Stamps of identifiers are not unique #13036

Open
samsa1 opened this issue Mar 18, 2024 · 5 comments
Open

Stamps of identifiers are not unique #13036

samsa1 opened this issue Mar 18, 2024 · 5 comments

Comments

@samsa1
Copy link
Contributor

samsa1 commented Mar 18, 2024

The documentation of Ident.rename function states that it returns a identifier with a fresh stamp.

ocaml/typing/ident.mli

Lines 37 to 40 in e72d835

val rename: t -> t
(** Creates an identifier with the same name as the input, a fresh
stamp, and no scope.
@raise [Fatal_error] if called on a persistent / predef ident. *)

However it is not the case because when compiling a module we use a certain stamp generator and another one is used when compiling another module. Thus we can have stamp collisions between different modules.
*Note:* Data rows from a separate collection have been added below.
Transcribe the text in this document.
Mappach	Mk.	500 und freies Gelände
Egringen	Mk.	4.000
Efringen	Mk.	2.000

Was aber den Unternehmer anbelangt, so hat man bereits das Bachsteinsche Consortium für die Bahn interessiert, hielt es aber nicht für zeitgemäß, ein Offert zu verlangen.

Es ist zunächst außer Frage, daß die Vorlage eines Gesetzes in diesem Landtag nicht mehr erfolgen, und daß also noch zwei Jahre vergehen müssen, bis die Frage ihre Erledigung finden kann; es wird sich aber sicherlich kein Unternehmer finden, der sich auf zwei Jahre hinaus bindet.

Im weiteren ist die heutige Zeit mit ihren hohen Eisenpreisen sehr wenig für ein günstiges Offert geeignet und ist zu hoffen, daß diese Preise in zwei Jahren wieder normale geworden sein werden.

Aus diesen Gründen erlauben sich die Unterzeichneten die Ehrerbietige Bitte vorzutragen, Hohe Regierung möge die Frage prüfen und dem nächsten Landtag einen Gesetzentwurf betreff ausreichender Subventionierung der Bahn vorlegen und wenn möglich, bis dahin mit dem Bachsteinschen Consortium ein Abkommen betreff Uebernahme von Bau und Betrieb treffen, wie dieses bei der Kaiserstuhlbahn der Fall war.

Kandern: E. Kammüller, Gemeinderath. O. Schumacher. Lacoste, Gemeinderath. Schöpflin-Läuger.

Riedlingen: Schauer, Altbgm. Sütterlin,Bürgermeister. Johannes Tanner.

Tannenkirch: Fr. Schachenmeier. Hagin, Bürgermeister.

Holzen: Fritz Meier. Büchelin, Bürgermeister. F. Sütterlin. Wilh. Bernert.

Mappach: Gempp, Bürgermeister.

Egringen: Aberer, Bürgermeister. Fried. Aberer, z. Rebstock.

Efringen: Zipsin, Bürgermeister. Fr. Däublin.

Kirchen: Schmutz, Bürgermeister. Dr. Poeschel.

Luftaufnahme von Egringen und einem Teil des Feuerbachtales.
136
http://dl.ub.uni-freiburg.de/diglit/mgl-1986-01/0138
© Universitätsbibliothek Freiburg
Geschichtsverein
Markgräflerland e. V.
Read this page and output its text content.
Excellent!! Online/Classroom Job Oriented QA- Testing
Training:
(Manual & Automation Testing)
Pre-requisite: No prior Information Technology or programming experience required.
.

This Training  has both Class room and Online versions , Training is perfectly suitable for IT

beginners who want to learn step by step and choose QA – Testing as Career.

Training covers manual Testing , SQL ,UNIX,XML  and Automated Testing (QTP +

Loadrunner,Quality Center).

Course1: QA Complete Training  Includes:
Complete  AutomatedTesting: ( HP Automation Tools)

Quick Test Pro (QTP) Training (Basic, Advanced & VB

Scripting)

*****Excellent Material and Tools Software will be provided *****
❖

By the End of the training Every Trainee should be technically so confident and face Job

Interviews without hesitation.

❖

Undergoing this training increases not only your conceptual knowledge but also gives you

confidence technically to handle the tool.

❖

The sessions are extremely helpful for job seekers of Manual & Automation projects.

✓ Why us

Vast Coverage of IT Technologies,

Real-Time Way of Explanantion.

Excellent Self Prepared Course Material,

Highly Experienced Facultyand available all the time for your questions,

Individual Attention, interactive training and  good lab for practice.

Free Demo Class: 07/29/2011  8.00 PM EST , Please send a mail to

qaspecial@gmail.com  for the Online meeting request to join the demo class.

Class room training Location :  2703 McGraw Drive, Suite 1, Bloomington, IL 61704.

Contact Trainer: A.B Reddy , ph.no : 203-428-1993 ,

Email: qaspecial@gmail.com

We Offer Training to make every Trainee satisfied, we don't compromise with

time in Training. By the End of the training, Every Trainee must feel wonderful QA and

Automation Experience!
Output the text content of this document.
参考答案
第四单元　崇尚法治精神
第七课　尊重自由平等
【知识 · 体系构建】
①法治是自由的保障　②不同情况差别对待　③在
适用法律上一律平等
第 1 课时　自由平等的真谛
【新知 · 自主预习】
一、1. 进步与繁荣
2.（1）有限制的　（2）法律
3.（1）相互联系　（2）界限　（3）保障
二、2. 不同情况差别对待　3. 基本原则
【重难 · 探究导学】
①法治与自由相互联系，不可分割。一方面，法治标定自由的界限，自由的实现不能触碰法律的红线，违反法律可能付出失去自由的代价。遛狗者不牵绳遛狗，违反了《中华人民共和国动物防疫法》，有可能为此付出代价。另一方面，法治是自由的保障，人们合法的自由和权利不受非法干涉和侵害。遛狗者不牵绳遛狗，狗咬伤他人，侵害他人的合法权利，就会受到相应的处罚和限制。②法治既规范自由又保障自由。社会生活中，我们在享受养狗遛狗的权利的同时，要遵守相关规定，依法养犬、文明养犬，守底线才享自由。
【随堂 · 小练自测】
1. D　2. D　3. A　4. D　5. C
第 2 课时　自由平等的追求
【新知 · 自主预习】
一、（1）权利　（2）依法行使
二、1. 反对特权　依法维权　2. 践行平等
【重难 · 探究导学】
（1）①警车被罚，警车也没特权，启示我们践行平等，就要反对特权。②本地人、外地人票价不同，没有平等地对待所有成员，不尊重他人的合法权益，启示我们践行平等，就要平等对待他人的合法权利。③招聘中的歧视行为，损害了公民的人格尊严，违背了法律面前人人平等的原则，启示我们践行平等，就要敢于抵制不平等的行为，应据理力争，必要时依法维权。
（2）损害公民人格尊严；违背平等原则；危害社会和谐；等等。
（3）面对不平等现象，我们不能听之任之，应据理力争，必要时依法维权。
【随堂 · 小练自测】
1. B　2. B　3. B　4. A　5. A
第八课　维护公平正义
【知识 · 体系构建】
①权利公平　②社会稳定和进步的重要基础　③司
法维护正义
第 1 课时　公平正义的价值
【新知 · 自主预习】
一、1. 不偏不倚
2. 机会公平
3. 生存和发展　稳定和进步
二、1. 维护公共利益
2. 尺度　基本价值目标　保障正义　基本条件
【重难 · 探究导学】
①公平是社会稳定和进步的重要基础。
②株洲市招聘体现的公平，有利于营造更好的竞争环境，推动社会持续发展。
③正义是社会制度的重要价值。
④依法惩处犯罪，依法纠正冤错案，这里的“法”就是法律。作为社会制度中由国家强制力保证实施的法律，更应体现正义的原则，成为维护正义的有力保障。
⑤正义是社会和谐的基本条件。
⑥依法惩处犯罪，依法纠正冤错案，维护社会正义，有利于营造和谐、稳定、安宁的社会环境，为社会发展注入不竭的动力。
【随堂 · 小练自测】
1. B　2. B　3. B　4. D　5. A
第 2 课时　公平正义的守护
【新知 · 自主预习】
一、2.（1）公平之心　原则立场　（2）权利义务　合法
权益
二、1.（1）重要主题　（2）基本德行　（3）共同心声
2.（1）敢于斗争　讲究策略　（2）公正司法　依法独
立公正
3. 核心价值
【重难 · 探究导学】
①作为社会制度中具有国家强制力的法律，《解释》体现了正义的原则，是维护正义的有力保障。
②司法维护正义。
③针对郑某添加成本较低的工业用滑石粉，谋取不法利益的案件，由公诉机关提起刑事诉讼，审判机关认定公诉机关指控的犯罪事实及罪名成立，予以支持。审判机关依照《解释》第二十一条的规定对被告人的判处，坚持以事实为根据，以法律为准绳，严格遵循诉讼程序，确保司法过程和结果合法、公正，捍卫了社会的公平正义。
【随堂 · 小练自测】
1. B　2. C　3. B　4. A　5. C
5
For example when modifying the function rename in ident.ml to

let rename = function
  | Local { name; stamp = _ }
  | Scoped { name; stamp; scope = _ } ->
      incr currentstamp;
      if name = "H" then Format.printf "H(%i -> %i)\n" stamp !currentstamp;
      Local { name; stamp = !currentstamp }
  | id ->
      Misc.fatal_errorf "Ident.rename %s" (name id)

We clearly see examples when compiling the whole compiler of modules being compiled with rename reducing the stamp of a identifier. Thus showing that the invariant for generating a fresh stamp is broken.

Is the fact that the stamp is not fresh (even if the documentation says so) an accepted behavior or something uncontrolled ?

PS : As a consequence, during the stap OCAMLOPT ocamldoc/odoc_ast.cmx of compilation the comparison function between identifiers is called on 2 identifiers with the same stamp and different names.

@lpw25
Copy link
Contributor

lpw25 commented Mar 18, 2024

Stamps from other modules are lazyily freshened on import via a substitution. I would say the documentation is correct. If you find a place where the stamps are not being freshened appropriately on import that is a bug. Feel free to open a more specific issue if you have such an example.

@lpw25 lpw25 closed this as completed Mar 18, 2024
@lthls
Copy link
Contributor

lthls commented Mar 18, 2024

The issue here is that we have a very strong hint that the implementation of stamp freshening is wrong. When building the freshening substitution for a given cmi, we expect the substitution to be from old idents to new idents (or paths in general), but functor types introduce some kind of alpha-renaming between already fresh idents that gets incorporated in the rest of the substitution. If the parameter of a functor type has the same name as a regular module being imported, and their stamps happen to match by chance, then one of them will erase the information about the other and substitution will have the wrong paths.

I'll try to create a standalone repro, it might take a few days but I'm fairly certain that we have a real bug so I'll re-open the issue.

@lthls lthls reopened this Mar 18, 2024
@lthls
Copy link
Contributor

lthls commented Mar 19, 2024

After a bit more investigating, I believe that we cannot cause the compiler to produce wrong code, but the reasoning is subtle and I think it would help to have someone else confirming my analysis.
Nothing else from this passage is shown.